Because that is Jehovah Rapha - God as healer - and Yahweh Shalom - the Lord is peace. We may feel frightened or lost, terrified or lonely, anxious or unnerved, but those are our feelings, and God created us to have all of them. Those very valid feelings don’t replace the truth, however, that God is here, with each of us, right now, and it has always been and always shall be.
The other night, it was about 10:30, and I was out walking and noticed a street light. It was 37 degrees, because I stopped to check. I didn’t check the humidity, but it had to be rather high, as I could “see” the air. It wasn’t fog, and it wasn’t mist, so maybe it was fist - fog - mist…. It couldn’t be felt and had the light not been there, I wouldn’t have noticed it. But it was there, non-the-less. God’s healing and peace, regardless of how goofy they may look, how impossible they seem, are right here and right where you are - whether you be in Australia, India, Minnesota, Florida or any place else.
(Yes, last week’s premiere FCCF digital service reached all those places and more!

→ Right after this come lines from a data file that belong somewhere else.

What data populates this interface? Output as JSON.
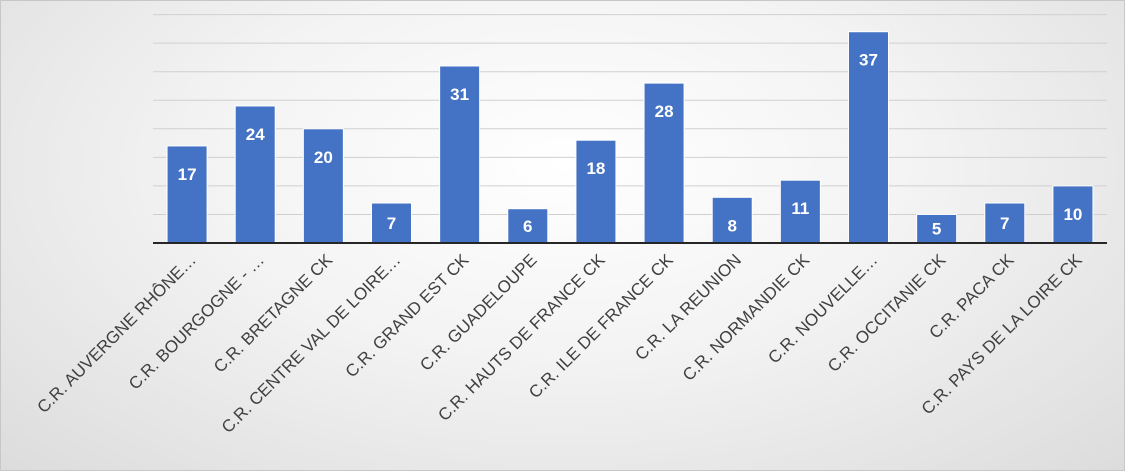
{
  "chart_data": {
    "type": "bar",
    "categories": [
      "C.R. AUVERGNE RHÔNE…",
      "C.R. BOURGOGNE - …",
      "C.R. BRETAGNE CK",
      "C.R. CENTRE VAL DE LOIRE…",
      "C.R. GRAND EST CK",
      "C.R. GUADELOUPE",
      "C.R. HAUTS DE FRANCE CK",
      "C.R. ILE DE FRANCE CK",
      "C.R. LA REUNION",
      "C.R. NORMANDIE CK",
      "C.R. NOUVELLE…",
      "C.R. OCCITANIE CK",
      "C.R. PACA CK",
      "C.R. PAYS DE LA LOIRE CK"
    ],
    "values": [
      17,
      24,
      20,
      7,
      31,
      6,
      18,
      28,
      8,
      11,
      37,
      5,
      7,
      10
    ],
    "title": "",
    "xlabel": "",
    "ylabel": "",
    "ylim": [
      0,
      40
    ],
    "grid": true,
    "bar_color": "#4472c4",
    "data_label_color": "#ffffff"
  }
}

In fact, it was most probable that the attendance at worship last week was twice what it would otherwise have been! So thanks for tuning in!)
But let us not overlook a couple of other significant parts of this morning’s passages. In Exodus, after a list of seemingly incongruent aspects, God told Moses “I am the God who heals you.” And in Judges, the Lord told Gideon, “Peace! Do not be afraid. You are not going to die.” So Gideon made an altar and called it The Lord Is Peace.
As an insurance person once told me, not “if” I die, but “when” I die. We will all die a physical death. Just as God has many names and aspects, our physical death will be just one part of our lives. Just like God promised Moses, Gideon and so many others, God promises us that we will not die and we will be healed. It may not look like what we were thinking, it may not unfold as we’d like. But we will not go through it alone. No matter what we do, what happens to us, we are never alone. As we make our own altars of gratitude for all that God gives us this week, let us do so with all the certainty of our God Jehovah Rapha and Yahweh Shalom as we pray.
Healing God of Peace, thank you for your reminders of you and the life that is greater than this earthly life. You know how quickly we forget those reminders, how easily we can get distracted from your promises. Forgive us when we purposefully give in to distractions. Nudge us to see your presence - visibly or invisibly - that permeates every part of our environments. For the richness of knowing about you and growing our faith, we thank you. For gifting us with your most precious of gifts, that of your son, we are also grateful. As people already healed and already in your peace, all your people say, Amen.